Escrever para mortos é, muitas vezes, um exercício anestésico e terapêutico. Dá força ao que nos fraqueja e relembra a natureza do que calcamos. Dá luz à temática dos outros e não à nossa, o que sempre distrai e alivia. E até oferece respostas sonhadas e futuros inóspitos, porque também os que foram odiaram e mentiram e seriam mortos mais cedo ou mais tarde, dentro de nós. Pelo que dizem, a questão nunca é nossa, é do tempo. As respostas, também.

Quem acredita em vidas passadas, tem que as ver muito mal passadas, para nos assombrarem pelas viagens fora. Eu vejo-as. Mas chego à conclusão que assim sangrentas e elásticas é que sabem melhor, que o pior vem depois. Do depois. Depois de morrer levo-te comigo e depois de te enterrar, já me esqueci de quem sou.




Escrever para quem já cá não está ilude quem não é livre e liberta os papões para outros sonhos. Dá-nos a compensação de não nos lembrarmos que nos esquecemos do caminho, de quais os sapatos, gavetas ou calos. Cometi o estúpido erro de dar mais valor aos meus vivos e pago por isso, convivo com a ansiedade de me saber corpo aparte destas unhas ou cabelos, desta casa.  Pior: não me reconheço como a que era, porquê?. Noto, apago o que fui ou que senti por quem, quando?. Perco a força, como?. Faço velórios e enterros a toda a hora e nem por isso me recordo para onde ir. O Quê?

Não faz sentido.

sábado, 23 de outubro de 2010

e Acontece

    
Sobre mim:
Não sei os caminhos, odeio mapas. Não gosto que me apontem o dedo e a consciência ou que me forçem os pézinhos a andar, seja para onde for. Tenho sarcasmo, mas não me serve de muito. Colecciono por vezes coisas inúteis, como pó nos rancores e fotografias de dentro para dentro. Chateio-me facilmente, julgo rápido. Mudo de opinião frequentemente; aprendo muito. Consigo ser triste tentando ser palhaça e agressiva com um metro e meio de altura. Tenho mil defeitos e nem por isso sou má pessoa.
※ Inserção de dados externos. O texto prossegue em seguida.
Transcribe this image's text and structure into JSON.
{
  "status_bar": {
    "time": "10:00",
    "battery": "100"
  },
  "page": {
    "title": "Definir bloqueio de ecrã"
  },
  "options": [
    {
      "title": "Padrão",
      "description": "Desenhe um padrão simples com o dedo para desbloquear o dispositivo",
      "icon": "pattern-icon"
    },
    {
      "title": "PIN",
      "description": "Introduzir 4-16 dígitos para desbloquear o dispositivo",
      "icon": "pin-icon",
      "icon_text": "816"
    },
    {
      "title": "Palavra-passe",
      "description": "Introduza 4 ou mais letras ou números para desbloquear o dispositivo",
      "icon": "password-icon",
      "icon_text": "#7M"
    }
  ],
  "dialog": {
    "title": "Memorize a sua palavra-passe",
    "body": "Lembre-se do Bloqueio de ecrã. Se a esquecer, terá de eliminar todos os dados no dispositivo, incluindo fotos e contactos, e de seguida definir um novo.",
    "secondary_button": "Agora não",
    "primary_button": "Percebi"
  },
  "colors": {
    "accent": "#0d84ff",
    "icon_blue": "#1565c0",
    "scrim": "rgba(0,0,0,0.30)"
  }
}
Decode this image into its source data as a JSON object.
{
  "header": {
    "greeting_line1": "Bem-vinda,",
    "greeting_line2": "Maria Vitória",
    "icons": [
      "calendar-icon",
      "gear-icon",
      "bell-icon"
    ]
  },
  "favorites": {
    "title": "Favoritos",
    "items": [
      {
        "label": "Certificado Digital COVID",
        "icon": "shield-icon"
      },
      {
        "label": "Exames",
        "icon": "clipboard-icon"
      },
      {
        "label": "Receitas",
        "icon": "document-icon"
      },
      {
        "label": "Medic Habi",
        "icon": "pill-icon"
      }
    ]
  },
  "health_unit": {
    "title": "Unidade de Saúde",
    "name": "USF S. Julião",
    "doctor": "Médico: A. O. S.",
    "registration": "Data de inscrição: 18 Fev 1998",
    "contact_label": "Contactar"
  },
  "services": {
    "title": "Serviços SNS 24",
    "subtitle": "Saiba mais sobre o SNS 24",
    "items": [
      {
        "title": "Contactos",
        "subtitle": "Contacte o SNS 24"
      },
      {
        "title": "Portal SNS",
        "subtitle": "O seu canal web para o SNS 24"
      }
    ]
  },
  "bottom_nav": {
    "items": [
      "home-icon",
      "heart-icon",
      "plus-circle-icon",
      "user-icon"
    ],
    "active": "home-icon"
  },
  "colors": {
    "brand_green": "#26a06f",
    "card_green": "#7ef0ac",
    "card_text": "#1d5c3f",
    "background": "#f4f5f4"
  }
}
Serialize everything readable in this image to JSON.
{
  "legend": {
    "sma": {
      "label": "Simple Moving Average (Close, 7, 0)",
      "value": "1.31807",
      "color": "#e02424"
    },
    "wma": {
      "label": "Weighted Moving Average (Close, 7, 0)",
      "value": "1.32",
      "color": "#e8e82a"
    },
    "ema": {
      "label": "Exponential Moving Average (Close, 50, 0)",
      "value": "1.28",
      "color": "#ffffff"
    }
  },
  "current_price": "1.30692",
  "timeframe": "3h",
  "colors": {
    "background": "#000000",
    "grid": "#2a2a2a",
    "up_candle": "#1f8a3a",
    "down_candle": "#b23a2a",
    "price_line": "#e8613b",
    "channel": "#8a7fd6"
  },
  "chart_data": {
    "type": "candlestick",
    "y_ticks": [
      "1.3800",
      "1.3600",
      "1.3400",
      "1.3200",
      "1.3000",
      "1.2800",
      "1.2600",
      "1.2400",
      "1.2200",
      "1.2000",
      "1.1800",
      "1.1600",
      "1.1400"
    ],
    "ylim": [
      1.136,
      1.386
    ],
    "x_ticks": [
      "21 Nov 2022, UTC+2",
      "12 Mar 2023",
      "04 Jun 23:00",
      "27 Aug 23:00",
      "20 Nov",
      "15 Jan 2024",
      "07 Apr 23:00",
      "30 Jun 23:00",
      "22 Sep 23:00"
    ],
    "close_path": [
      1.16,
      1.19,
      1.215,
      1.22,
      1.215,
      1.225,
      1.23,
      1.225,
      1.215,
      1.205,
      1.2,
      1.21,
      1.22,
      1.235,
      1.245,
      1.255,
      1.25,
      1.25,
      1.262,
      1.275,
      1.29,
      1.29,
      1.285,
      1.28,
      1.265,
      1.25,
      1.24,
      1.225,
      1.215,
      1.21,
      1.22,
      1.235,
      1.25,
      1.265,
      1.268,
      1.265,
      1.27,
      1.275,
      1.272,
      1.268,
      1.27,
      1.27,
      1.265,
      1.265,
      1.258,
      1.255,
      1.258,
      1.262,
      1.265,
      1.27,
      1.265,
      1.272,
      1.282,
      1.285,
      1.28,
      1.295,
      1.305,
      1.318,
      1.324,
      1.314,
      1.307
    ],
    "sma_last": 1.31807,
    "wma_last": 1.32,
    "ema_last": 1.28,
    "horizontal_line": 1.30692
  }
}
Nunca tive tanto esta necessidade - necessidade embora também desejo -, de fustigar o ar com a minha verdade, com os meus defeitos e os defeitos dos outros, todos a fim do perdão mais completo que o meu eu deixar. De arrancar dentes a quem não fale de jeito, a quem diz que faz e não acontece nada, de arrancar peles que não têm nada para lá das peles. Nada de bom, que limpe o estado de alma permanente em que este mundo humanóide se sentou. 

Canso-me frequentemente dos amigos de café, de café, de chá, não bebo. Irrita-me não me deixarem pôr açucar em tudo, apregoarem o mal de viver bem e não darem exemplo -dizerem que fazem e nada feito, tudo comprado. Sou de quando em vez nervosa com os nervos e calada para o mundo, como só ele ensina a ser. Perco a vontade, vou-me abaixo da mesa e das canelas. Como quando estou doente, que gosto de mimos e cama, fico na cave enquanto rezo 'não há mais abaixo, não se cai'. Existe, acima de tudo. o dia em que venho ao de cima, que tenho massa no corpo e consigo bóiar, mesmo viva. Digo que faço e faço mesmo, qual mulher honrada que sou. E, digo mesmo, chego mesmo a Acontecer.